Shopware is a popular e-commerce platform and in addition to requiring Germany increasing market share in many other countries as well, as an alternative to Magento. The CMS offers companies a flexible and scalable solution for their online stores. One of Shopware's nicest features is the ability to create multiple sales channels, which also allows you to create international stores from the same database. This allows e-commerce companies to reach a wider audience by making it easier to translate their online store into multiple languages. When combined with Clonable, however, this system works even better. Why exactly? We explain that here.

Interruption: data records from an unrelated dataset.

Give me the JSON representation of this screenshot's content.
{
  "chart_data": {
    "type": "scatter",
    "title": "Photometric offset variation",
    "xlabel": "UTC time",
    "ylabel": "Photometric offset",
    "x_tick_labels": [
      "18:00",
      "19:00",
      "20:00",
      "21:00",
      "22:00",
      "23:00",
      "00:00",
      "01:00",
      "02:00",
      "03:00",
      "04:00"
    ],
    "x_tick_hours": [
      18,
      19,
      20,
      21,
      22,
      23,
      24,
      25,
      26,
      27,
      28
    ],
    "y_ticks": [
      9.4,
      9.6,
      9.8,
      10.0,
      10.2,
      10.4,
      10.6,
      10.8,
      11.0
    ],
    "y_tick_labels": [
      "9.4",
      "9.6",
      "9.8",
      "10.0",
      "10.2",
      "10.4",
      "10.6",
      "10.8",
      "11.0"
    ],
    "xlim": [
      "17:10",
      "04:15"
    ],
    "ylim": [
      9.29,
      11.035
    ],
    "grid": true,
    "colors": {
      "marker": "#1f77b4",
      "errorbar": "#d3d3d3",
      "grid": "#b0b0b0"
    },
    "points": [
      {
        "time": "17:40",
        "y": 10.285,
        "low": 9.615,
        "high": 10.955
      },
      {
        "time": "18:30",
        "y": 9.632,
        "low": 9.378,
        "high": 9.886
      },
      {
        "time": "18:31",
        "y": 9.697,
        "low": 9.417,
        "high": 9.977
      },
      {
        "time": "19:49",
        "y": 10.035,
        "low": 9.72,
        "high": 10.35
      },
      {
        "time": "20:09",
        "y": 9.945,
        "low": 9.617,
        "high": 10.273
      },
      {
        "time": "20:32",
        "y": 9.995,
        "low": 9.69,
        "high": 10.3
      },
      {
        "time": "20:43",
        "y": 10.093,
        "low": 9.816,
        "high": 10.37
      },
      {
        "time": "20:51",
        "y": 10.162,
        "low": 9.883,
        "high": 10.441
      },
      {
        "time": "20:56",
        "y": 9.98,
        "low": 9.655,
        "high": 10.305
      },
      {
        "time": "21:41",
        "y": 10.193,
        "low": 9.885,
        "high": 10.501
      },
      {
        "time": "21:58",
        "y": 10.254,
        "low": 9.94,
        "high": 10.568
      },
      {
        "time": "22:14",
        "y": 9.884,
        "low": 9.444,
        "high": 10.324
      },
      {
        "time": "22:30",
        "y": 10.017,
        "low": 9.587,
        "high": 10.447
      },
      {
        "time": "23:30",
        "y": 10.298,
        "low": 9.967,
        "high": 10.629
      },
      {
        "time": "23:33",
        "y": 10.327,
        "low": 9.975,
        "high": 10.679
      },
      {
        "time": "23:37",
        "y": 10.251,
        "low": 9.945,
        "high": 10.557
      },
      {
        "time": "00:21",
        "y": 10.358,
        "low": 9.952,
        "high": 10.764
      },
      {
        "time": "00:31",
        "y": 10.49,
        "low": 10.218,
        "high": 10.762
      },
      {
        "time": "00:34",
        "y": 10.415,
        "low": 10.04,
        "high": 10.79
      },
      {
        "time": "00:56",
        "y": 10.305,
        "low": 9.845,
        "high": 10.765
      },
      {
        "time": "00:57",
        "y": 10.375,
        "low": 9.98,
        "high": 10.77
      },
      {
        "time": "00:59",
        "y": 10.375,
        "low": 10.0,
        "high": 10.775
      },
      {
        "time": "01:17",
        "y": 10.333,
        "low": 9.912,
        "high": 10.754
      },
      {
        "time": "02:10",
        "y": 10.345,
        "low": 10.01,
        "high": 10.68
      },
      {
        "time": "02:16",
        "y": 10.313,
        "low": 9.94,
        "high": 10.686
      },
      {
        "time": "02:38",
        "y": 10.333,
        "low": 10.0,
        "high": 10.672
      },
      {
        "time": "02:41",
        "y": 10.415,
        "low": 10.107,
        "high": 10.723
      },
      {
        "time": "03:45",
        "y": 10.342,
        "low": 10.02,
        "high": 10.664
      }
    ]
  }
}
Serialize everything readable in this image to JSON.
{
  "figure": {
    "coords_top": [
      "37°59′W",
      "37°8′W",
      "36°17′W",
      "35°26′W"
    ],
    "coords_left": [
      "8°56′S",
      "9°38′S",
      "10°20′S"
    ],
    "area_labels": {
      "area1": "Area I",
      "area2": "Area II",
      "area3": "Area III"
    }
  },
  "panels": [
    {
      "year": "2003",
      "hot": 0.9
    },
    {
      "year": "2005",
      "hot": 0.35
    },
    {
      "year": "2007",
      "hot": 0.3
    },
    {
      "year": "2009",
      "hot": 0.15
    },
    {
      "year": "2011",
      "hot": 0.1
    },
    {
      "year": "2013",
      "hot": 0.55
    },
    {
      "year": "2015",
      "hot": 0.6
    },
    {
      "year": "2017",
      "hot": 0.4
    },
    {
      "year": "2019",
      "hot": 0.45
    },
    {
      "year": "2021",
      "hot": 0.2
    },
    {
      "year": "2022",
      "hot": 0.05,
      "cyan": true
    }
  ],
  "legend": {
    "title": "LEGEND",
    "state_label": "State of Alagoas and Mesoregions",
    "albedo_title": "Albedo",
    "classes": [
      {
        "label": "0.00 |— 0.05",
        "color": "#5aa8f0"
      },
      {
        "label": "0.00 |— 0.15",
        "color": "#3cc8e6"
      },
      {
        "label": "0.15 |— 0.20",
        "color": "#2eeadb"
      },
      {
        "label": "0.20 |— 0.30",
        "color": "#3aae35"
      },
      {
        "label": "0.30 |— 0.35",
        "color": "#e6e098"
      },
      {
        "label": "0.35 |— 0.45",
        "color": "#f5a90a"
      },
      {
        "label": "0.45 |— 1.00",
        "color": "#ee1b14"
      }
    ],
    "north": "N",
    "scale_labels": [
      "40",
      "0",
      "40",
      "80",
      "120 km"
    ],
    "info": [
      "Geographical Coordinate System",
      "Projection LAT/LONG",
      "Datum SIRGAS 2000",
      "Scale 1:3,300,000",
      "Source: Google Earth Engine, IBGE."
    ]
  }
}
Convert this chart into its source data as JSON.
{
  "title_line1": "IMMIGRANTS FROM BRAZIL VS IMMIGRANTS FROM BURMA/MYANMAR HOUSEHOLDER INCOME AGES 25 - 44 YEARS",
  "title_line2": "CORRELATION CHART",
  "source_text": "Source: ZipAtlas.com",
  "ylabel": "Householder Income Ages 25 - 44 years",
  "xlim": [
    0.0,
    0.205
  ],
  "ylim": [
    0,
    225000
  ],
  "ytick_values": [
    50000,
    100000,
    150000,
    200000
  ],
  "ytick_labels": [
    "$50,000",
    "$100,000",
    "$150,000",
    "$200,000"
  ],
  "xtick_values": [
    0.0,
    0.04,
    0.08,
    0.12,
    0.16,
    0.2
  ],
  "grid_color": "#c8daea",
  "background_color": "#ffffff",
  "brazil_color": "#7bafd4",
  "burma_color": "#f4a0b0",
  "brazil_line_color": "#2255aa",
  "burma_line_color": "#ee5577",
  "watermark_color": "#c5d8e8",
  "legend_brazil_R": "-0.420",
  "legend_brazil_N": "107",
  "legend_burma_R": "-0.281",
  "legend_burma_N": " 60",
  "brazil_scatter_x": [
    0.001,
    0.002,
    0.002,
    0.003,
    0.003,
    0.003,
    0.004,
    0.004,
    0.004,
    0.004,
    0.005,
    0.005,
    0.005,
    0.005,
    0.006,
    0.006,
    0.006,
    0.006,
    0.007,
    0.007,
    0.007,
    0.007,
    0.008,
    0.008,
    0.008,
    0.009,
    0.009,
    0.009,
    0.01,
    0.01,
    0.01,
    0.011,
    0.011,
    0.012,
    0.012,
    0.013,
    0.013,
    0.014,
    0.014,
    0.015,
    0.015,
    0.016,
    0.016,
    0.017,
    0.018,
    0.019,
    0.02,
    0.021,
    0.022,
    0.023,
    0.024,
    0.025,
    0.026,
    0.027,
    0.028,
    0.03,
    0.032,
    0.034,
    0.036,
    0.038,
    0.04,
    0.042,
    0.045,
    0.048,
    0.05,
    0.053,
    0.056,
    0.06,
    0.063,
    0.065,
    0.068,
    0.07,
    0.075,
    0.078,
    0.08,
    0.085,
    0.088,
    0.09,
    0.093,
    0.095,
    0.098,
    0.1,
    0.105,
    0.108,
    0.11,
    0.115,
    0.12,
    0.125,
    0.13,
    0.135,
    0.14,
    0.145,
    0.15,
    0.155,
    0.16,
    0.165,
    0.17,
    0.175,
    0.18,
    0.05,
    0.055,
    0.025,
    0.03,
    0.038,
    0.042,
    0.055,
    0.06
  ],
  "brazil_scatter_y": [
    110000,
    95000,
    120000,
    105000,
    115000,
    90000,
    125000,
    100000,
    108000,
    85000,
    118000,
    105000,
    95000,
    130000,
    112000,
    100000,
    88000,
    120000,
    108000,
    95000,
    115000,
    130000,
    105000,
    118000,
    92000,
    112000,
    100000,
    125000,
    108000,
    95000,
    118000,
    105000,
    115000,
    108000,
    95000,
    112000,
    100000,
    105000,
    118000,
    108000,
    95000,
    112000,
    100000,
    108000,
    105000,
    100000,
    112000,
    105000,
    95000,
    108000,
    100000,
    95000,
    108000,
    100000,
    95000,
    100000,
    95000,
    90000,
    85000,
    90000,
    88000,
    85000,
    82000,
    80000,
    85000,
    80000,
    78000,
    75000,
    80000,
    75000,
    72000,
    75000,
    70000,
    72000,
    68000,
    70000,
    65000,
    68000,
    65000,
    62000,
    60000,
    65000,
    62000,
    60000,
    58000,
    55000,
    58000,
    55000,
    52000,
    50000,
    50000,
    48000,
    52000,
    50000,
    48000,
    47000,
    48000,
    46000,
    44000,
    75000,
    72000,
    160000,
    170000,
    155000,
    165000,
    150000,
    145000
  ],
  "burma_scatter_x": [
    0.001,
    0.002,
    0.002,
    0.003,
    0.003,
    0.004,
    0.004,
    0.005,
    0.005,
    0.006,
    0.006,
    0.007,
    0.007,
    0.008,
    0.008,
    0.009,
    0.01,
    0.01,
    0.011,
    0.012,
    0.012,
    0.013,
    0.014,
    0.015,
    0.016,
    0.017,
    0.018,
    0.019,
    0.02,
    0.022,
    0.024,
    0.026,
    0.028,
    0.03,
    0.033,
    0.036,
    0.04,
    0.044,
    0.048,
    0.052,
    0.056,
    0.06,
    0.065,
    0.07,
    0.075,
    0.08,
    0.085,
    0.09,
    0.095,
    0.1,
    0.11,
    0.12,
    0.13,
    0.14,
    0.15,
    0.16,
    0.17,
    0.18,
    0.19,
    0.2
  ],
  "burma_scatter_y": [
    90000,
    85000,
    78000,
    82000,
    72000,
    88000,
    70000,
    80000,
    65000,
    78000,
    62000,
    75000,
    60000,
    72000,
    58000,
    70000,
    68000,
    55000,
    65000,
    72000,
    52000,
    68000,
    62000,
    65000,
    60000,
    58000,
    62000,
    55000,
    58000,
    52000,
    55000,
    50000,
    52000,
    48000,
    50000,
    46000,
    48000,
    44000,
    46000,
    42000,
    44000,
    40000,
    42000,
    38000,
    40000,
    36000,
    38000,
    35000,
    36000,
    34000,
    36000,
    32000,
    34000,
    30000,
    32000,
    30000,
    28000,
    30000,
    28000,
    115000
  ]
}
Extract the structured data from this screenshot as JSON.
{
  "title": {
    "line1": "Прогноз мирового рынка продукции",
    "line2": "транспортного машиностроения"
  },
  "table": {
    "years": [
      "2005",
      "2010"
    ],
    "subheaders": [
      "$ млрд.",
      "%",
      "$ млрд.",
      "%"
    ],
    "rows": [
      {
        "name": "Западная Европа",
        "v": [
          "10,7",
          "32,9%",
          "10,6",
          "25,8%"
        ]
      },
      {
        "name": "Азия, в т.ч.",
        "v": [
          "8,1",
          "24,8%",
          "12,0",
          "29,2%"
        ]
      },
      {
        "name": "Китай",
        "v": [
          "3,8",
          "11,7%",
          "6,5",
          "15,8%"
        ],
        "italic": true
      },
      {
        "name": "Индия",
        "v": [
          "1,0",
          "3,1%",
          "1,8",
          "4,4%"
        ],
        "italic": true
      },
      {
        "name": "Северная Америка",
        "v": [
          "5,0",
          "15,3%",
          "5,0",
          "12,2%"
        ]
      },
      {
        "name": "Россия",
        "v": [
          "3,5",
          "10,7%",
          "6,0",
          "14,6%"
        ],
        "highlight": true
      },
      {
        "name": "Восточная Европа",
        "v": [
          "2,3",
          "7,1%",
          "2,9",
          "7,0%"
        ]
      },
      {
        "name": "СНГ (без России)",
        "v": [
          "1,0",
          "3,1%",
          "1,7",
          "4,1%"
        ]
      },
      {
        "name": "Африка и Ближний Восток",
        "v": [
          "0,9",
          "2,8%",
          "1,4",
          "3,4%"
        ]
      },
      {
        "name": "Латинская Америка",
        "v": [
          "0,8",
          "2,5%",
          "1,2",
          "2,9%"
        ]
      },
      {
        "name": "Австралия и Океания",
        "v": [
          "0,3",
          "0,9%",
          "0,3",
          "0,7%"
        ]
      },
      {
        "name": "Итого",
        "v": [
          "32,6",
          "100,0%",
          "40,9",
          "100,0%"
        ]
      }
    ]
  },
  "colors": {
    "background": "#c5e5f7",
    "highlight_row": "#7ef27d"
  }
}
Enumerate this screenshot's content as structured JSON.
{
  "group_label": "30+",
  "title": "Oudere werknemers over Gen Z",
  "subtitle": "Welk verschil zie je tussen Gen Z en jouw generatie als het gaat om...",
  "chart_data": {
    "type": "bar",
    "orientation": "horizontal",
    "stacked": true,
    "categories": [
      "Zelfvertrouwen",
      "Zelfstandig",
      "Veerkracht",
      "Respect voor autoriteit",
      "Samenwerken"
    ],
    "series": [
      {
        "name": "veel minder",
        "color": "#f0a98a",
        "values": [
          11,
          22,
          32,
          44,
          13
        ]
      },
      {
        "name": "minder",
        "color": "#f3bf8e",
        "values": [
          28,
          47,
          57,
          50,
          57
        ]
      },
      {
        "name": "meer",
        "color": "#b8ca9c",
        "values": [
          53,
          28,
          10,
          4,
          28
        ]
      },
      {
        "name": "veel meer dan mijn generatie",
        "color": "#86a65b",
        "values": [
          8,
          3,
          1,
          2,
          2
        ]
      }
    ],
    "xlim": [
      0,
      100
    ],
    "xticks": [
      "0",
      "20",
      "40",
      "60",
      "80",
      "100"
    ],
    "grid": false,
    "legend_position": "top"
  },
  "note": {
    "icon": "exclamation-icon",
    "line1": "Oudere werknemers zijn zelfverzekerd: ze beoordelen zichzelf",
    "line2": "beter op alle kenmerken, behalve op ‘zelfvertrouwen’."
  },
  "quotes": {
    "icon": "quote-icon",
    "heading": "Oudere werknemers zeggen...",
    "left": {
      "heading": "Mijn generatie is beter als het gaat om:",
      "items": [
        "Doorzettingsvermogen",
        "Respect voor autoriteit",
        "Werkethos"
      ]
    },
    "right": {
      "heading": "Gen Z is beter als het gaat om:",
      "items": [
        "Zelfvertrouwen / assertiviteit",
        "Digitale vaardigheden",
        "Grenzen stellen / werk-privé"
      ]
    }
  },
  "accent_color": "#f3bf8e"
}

Sales channels and translation within Shopware: the 'old-fashioned' way

Using Shopware sales channels for translation has many advantages. First, it makes it easier for companies to reach international markets. By creating a sales channel for each language, companies can easily make their products and services available to a wider international audience. This can increase sales and awareness among new potential customers. And those customers will be more likely to buy products if the Web store is translated for them.

But how do you organize the translations? Usually Shopware web store owners have to organize the translation themselves and then insert it into the respective store. This is a huge task. And the costs add up enormously. Consider, for example, the cost of the project manager who takes on the "inernational Shopware website translation" project in the team, the cost of the external translator (often paid per word), the cost of the content manager who inserts the translated texts, and so on. And this translation process needs to be continuous, as new products are added to the assortment, certain texts change, etc., so the costs don't just stop after the first large bulk of translations are inserted. In addition, you should also keep in mind that the initial setup for a new language takes a lot of time, and in the meantime, your new foreign store is not generating sales.

Sales channels and Clonable: staying flexible with machine translation

If the Shopware store owner wants to use Clonable to set up his Shopware Web site in another language, the process begins as usual.

1. The website builder creates a new sales channel where the basic configuration is set up, such as language, currency used, Google Analytics code, etc. This takes several hours.

2. Then this store is put live, but set to 'no-index' so that the store is not visible to search engines. At Clonable we call this Sales channel a 'ghost channel' or 'ghost store'. The url of this store then becomes, for example, ghost-store-de.yourshopwarestore.com.

3. At Clonable we get to work cloning 'ghoststore-de.yourshopwarestore.com' to a domain or subdomain. Which one is used is up to the client. For example, de.yourshopwarestore.com or de-shopwarestore.com.

4. Any new changes or additions to the text are then automatically translated. This creates flexibility for the online store, so they no longer have to worry about translations, but can still make changes to pages, menus, blog posts, SEO, payment methods and more.

5. It is advisable to have a proofreader go through the Web store to check for translation errors. However, it is up to the owner to decide how many hours and how much money to spend on this.

In terms of costs, this saves a lot of money on the initial translations and the monthly translations needed to keep the web shop up to date. As a merchant you remain flexible because

  • You can still easily adapt your design to the foreign version.
  • You can still exclude certain products, change prices, etc. for the foreign market.
  • If you want to create additional pages for the foreign market, you can easily do so without affecting the original language of the web shop.